The ILI participants lost more weight at 1 year than did DSE participants (10.8 kg vs 0.6 kg; P < .00l). Relative to the DSE group, the ILI intervention was associated with an adjusted (SE) decrease in AHI of 9.7 (2.0) events per hour (P < .001). At 1 year, more than 3 times as many participants in the ILI group than in the DSE group had total remission of their OSA, and the prevalence of severe OSA among ILI participants was half that of the DSE group. Initial AHI and weight loss were the strongest predictors of changes in AHI at 1 year (P<.01). Participants with a weight loss of 10 kg or more had the greatest reductions in AHI.
Physicians and their patients can expect that weight loss will result in significant and clinically relevant improvements in OSA among obese patients with type 2 diabetes.

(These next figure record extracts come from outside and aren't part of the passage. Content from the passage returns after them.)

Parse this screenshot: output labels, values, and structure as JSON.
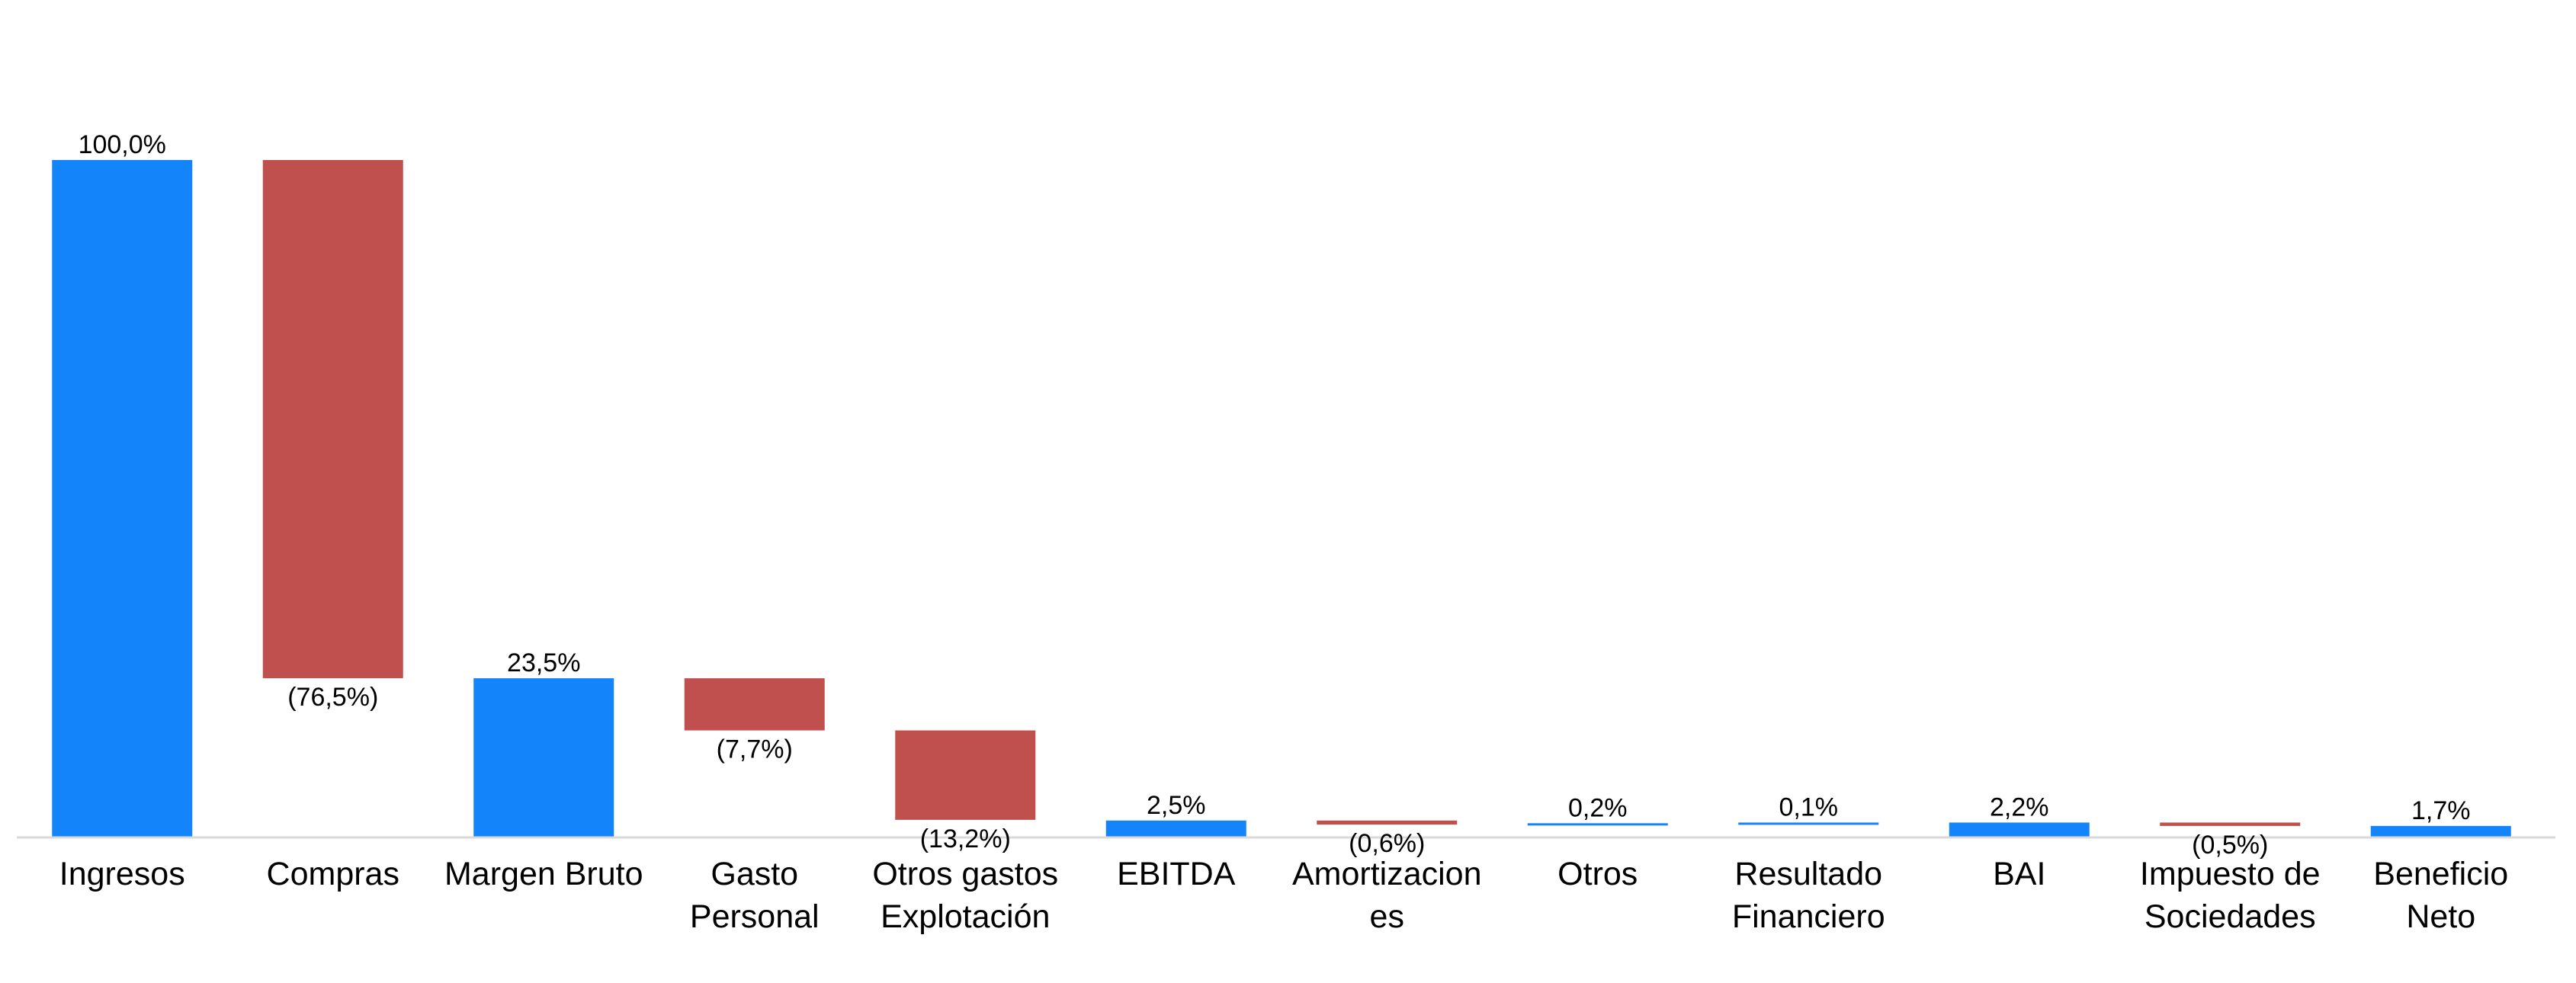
{
  "chart_data": {
    "type": "bar",
    "subtype": "waterfall",
    "title": "",
    "xlabel": "",
    "ylabel": "",
    "ylim": [
      0,
      100
    ],
    "grid": false,
    "legend": "none",
    "colors": {
      "total": "#1484FB",
      "negative": "#C0504D",
      "positive": "#1484FB"
    },
    "categories": [
      "Ingresos",
      "Compras",
      "Margen Bruto",
      "Gasto Personal",
      "Otros gastos Explotación",
      "EBITDA",
      "Amortizaciones",
      "Otros",
      "Resultado Financiero",
      "BAI",
      "Impuesto de Sociedades",
      "Beneficio Neto"
    ],
    "category_lines": [
      [
        "Ingresos"
      ],
      [
        "Compras"
      ],
      [
        "Margen Bruto"
      ],
      [
        "Gasto",
        "Personal"
      ],
      [
        "Otros gastos",
        "Explotación"
      ],
      [
        "EBITDA"
      ],
      [
        "Amortizacion",
        "es"
      ],
      [
        "Otros"
      ],
      [
        "Resultado",
        "Financiero"
      ],
      [
        "BAI"
      ],
      [
        "Impuesto de",
        "Sociedades"
      ],
      [
        "Beneficio",
        "Neto"
      ]
    ],
    "values": [
      100.0,
      -76.5,
      23.5,
      -7.7,
      -13.2,
      2.5,
      -0.6,
      0.2,
      0.1,
      2.2,
      -0.5,
      1.7
    ],
    "kinds": [
      "total",
      "negative",
      "total",
      "negative",
      "negative",
      "total",
      "negative",
      "positive",
      "positive",
      "total",
      "negative",
      "total"
    ],
    "data_labels": [
      "100,0%",
      "(76,5%)",
      "23,5%",
      "(7,7%)",
      "(13,2%)",
      "2,5%",
      "(0,6%)",
      "0,2%",
      "0,1%",
      "2,2%",
      "(0,5%)",
      "1,7%"
    ]
  }
}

The conclusions of a study in Nature Reviews Endocrinology 5, 253-261 (May 2009)

“Restorative sleep is essential for well-being, but sleep curtailment has become a common behavior in modern society. In addition, sleep disorders, particularly OSA, are very common in individuals with metabolic and endocrine disorders, but often remain undiagnosed. The accumulated evidence for a deleterious effect of short-duration or poor-quality sleep on metabolic and endocrine function supports the hypothesis that chronic, voluntary sleep curtailment and sleep disorders such as OSA may adversely affect the course of disease in patients with metabolic and endocrine disorders. Treatment of OSA by CPAP has the potential to improve glucose metabolism and appetite regulation. Screening for habitual sleep patterns and OSA—for which simple and inexpensive tools are available—such as sleep logs to characterize habitual sleep patterns and the Berlin Questionnaire, may be critically important in patients with endocrine and metabolic disorders.”

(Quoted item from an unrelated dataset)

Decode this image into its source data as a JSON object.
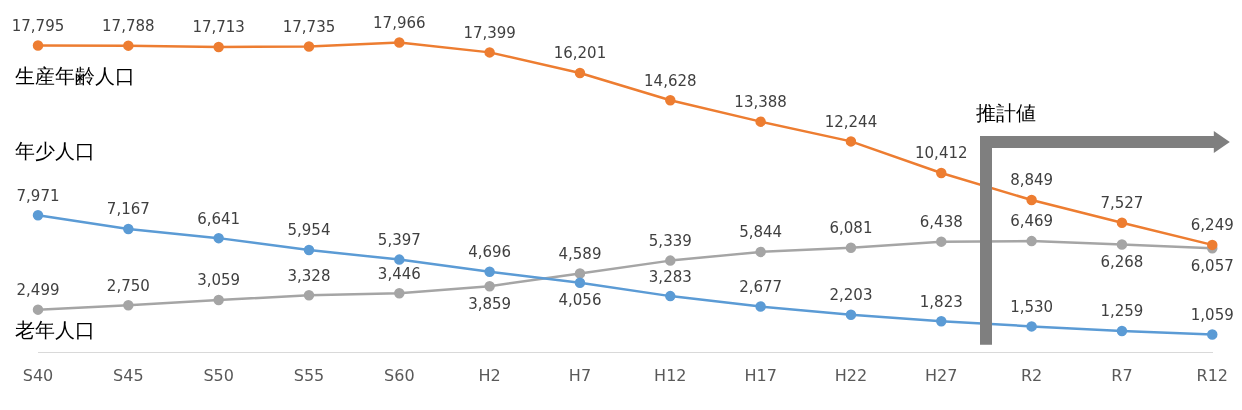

In the latest edition of Sleep journal there is a study carried out at the University of Calgary entitled “HEALTH CARE UTILIZATION IN OSA PATIENTS WITH EDS”

The study concludes that:

Excessive daytime sleepiness (EDS) is associated with increased health care utilization among patients referred for assessment of Obstructive Sleep Apnoea (OSA). Further investigation is required to determine whether the findings are related to direct effects of sleepiness, or in part, to interactions with other comorbidity such as OSA.”

This study, which surveyed over 2000 adults during two years, serves as further evidence that OSA is strongly linked to other medical conditions, such as diabetes, hypertension, and depression. With the obesity epidemic which is spreading across the world, and in particular in developed and wealthy countries, the impact on society of this chronic condition is becoming ever more apparent.

Having seen the positive impact that treating OSA has had on the lives of patients at my clinic in Lincolnshire, I believe that it is in everyone’s interest that treatment becomes more widely available and affordable. Any new evidence that will make health authorities sit up and take notice is very welcome.